Я не лгу, когда говорю, что Краннир — один из самых странных городов во всем Светлом Арде. Он окружен стеной, как огромная крепость, но никогда не подвергался осаде, и нет в нем ничего, ради чего стоило бы туда проникнуть. Люди Краннира настолько скрытны, что другие эрнистири даже не понимают их. Говорят, что краннирец скорее поставит выпивку всему трактиру, чем позовет кого-то к себе домой, но никто и никогда еще не видел, чтобы краннирец покупал выпивку кому-нибудь, кроме себя самого. Краннирцы закрыты — мне кажется, это слово подходит к ним лучше всего. Они говорят очень скупо и неохотно — так не похоже на прочих эрнистирийцев, у которых вместо крови течет поэзия, — и никогда не показывают своего счастья и богатства из страха, что боги позавидуют и отберут все назад.
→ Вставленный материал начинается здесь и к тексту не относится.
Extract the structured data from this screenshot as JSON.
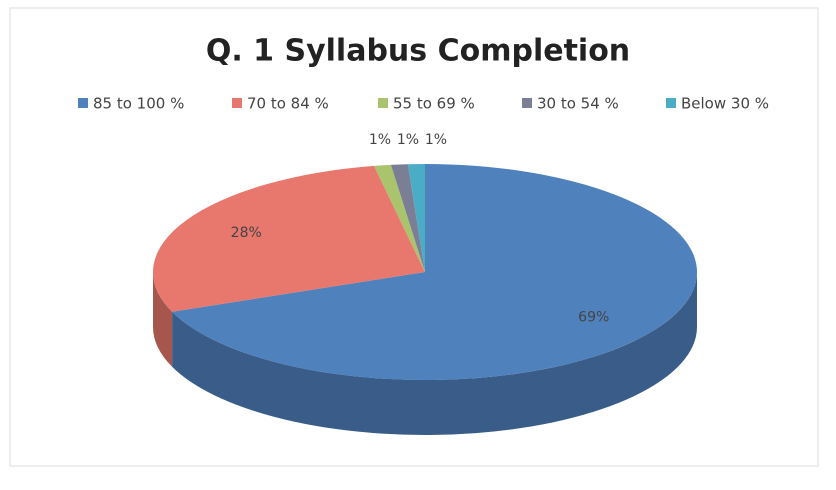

Даже дома прижимаются друг к другу, как заговорщики, — в некоторых местах здания так близко склоняются друг к другу, что вам приходится выдохнуть, прежде чем войти в переулок, и не вдыхать до тех пор, пока вы не выйдете с другой стороны.
Краннир — один из первых городов, построенных людьми в Светлом Арде, и дыхание возраста чувствуется во всем. Люди с рождения говорят тихо, как будто боятся, что, если они заговорят слишком громко, древние стены рухнут, выставив на всеобщее обозрение все их секреты. Кое-кто говорит, что ситхи приложили руку к устройству этого места, но, хотя мы, эрнистири, не настолько глупы, чтобы не верить в существование справедливого народа — в отличие от некоторых наших соседей, — я не думаю, что ситхи имели какое-нибудь касательство к Кранниру. Я видел руины древних построек ситхи, и они абсолютно не похожи на тесные и построенные для защиты стены города, где я провел свое детство. Нет, этот город построили люди — испуганные люди.